Benim gördüğüm, Orta Asya bundan 2000-5000 yıl önce çok göç alan bir nokta idi. Emin olun Orta Asya gen havuzu Anadolu dahil dünyanın herhangi bir noktasından çok daha karmaşık bir haldeydi. Türklerin gen havuzunda ise genel olarak en baskın gen grupları J2, R1b, R1a, Q, N'dir. Bunların yanısıra J1, K, E, G, L, I gen grupları hatta bir miktar diğer gruplar da bulunmaktadır. Özellikle Doğu Türkistan olmak üzere dünyanın çeşitli bölgelerinden göçen insanların oluşturdukları bu gen havuzu zenginliği, bizim Anadolu'ya girmemizle Anadoluya da taşındı.
Bu bakımdan Türklerin genetik olarak Anadolu'da %10-13 oldukları yönünde 2010 sonrası iddialar ise asıl olarak büyük bir kara propagandadır.
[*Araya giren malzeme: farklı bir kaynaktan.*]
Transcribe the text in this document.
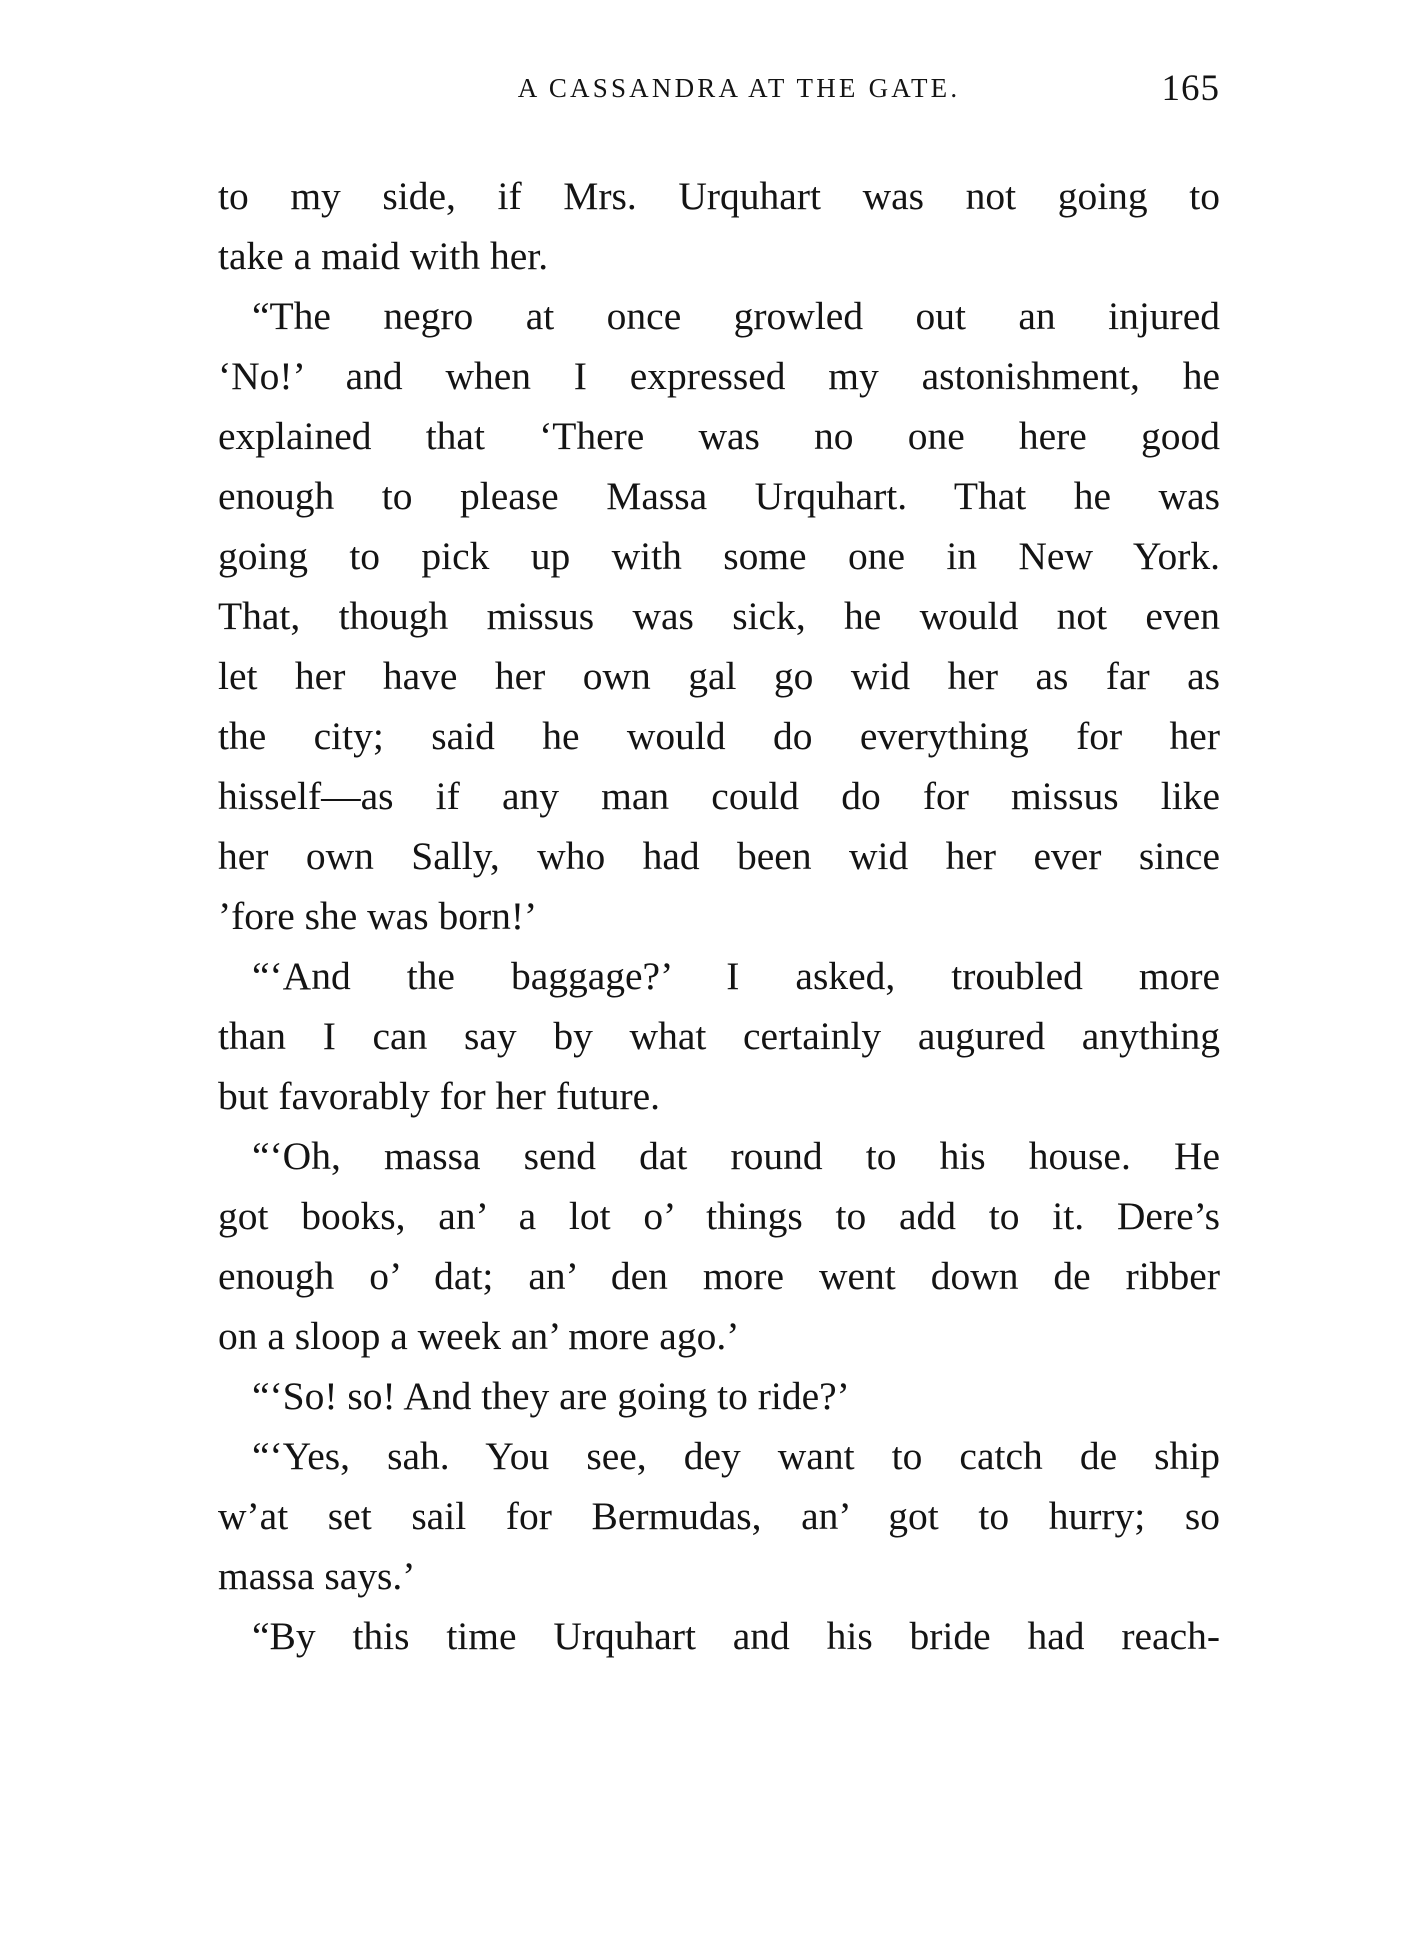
A CASSANDRA AT THE GATE.	165
to my side, if Mrs. Urquhart was not going to
take a maid with her.
“The negro at once growled out an injured
‘No!’ and when I expressed my astonishment, he
explained that ‘There was no one here good
enough to please Massa Urquhart. That he was
going to pick up with some one in New York.
That, though missus was sick, he would not even
let her have her own gal go wid her as far as
the city; said he would do everything for her
hisself—as if any man could do for missus like
her own Sally, who had been wid her ever since
’fore she was born!’
“‘And the baggage?’ I asked, troubled more
than I can say by what certainly augured anything
but favorably for her future.
“‘Oh, massa send dat round to his house. He
got books, an’ a lot o’ things to add to it. Dere’s
enough o’ dat; an’ den more went down de ribber
on a sloop a week an’ more ago.’
“‘So! so! And they are going to ride?’
“‘Yes, sah. You see, dey want to catch de ship
w’at set sail for Bermudas, an’ got to hurry; so
massa says.’
“By this time Urquhart and his bride had reach-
Zira iddia ettikleri gen oranı Orta Asya gen grupları değil, Uzak Asya gen gruplarıdır. Asıl olarak Anadolu genetiği ile antik Göktürk Genetiği %35-40 oranında uyumludur. Anadolu yerlileri ile karışmak doğal iken, Osmanlı'nın çöküşü dolayısıyla Boşnak, Çerkez, Arap, Arnavut gibi diğer kardeşlerimizle de Anadolu'da birleştiğimiz düşünüldüğünde bu daha anlamlıdır. Ötesinde Rum ile Yunan'ın anlamları da farlı olup, bizler için Yunan, Yunan anakarasında olan İyon anlamında, Rum ise Anadolu'da yaşayan Romalı anlamındadır. genetik olarak ise asıl antik Yunan işgali Anadolu genetiğini sadece %5 civarında değiştirmiştir.
Kürtler ise asıl olarak Güney İran, Zağros dağları kökenlidirler. Marco Polo haritasına göre Kürdistan, Güney İran'daki dağlardır. Iran'da Selçuklu hakimiyeti ve hatta öncesinde Atabeyler döneminde Türklerin Kürt ve Araplarla karışmaları da mümkündür. Örneğin Selahattin Eyyubi asıl olarak Yemen Arabı kökenlidir. Güney Azerbeycan'da bir Kürt aşiret içinde öncelikle Kürtleşmiş, ardından Selçuklu etkisi ile aşireti Türkleşmiştir. kendisinin annesi Türk olup, kardeşlerinin ikisine Öz Türkçe adlar verilmiştir. Türklerle beraber Kürt ve bir kısım İrani girişi Anadolu'ya başlamış, hatta 4. Murat döneminde Kürtler özellikle Kuzey Irak'a yerleştirilmiştir. Yine Yavuz Sultan Selim dönemindeki politikaların etkisiyle Kürt ve Türk nüfuslarının da önemli bir miktarda karıştıkları da söylenebilecektir. Zira Yavuz Sultan Selim'den kaçan bir kısım Türk Doğu Anadolu'da dağlara kaçtığı gibi, bir kısım Türk aşiretlerinin ide Osmanlı tarafından Kürt derebeylerinin emrine verildikten sonra Kürtleştikleri bir gerçekliktir.
Bu akşam her ne kadar biraz denesem de genetik görsel kaynakları bu yazıya ekleyemedim. Sonra yeniden bunları ekleyip düzenlemeyi deneyeceğim. Malesef bu sebeple bu akşamlık bu kadar.